It was Wednesday.  I was preparing to lead worship at my church here in Austin for the first time on the upcoming Sunday.  I got a phone call informing me that there would be communion in the service.  So I went to look up what communion songs we did at this church and found none.  Then I went to see what communion songs there were in the world at large and found 3.  Okay, maybe not 3 exactly, but I did enough research to find that there is a severe shortage of worship songs about communion.  The only song that jumped out at me was “In Remembrance of Me” which we sang at my church as a kid every single time we took communion for almost 2 decades.  So I decided to try to write one.

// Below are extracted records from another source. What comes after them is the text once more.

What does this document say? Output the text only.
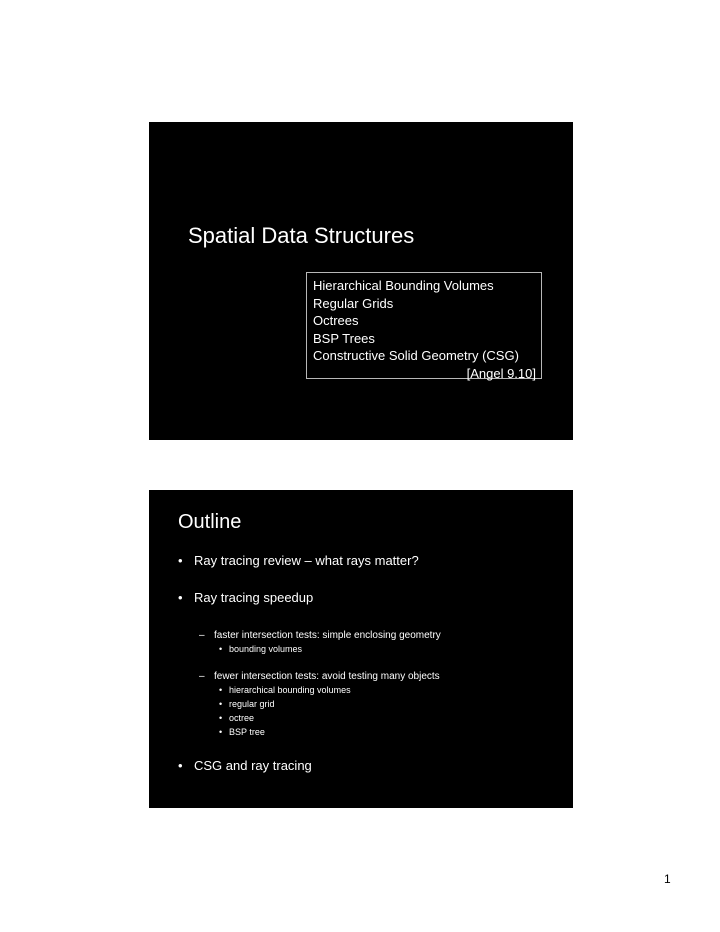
Spatial Data Structures
Hierarchical Bounding Volumes
Regular Grids
Octrees
BSP Trees
Constructive Solid Geometry (CSG)
[Angel 9.10]
Outline
• Ray tracing review – what rays matter?
• Ray tracing speedup
– faster intersection tests: simple enclosing geometry
• bounding volumes
– fewer intersection tests: avoid testing many objects
• hierarchical bounding volumes
• regular grid
• octree
• BSP tree
• CSG and ray tracing
1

And write one I did.  Now if you’re not a songwriter, you may not know this fact.  Every songwriter thinks the song they just wrote is the greatest song they’ve ever written, possibly the greatest song anyone has ever written.  So over the years, I’ve grown to understand that when I have a new song, I have NO idea if it’s any good or not.  This time, it needed to fulfill a function and I thought it could at least do that.

So I played it on Sunday.  And honestly I thought that would be it.  When I was called to lead again a couple of months later, I had no intention on bringing that song back.  But one of our teaching pastors immediately asked, “Are you going to do the sweeter than wine song?”  I told him I hadn’t planned on it, and he informed me that I should be planning on it now.  So I did.

And so, a song that I had no confidence in, no plan for, became one of the songs of our church.  Because there is some inherent value in lifting up the goodness of God.  It’s a simple song.  There is no theological brilliance, no melodic pinnacle acheived.  It’s just “God Is So Good” for grown-ups.  And I think there’s some real value in that.  Even if I didn’t recognize it at first.

So thanks to Jeff Mangum for seeing the value in a song.  Thanks to the Stone for worshipping with me.  And thanks to my friend Ted Dekker for one of our very strange conversations that inspired a bit of the lyric.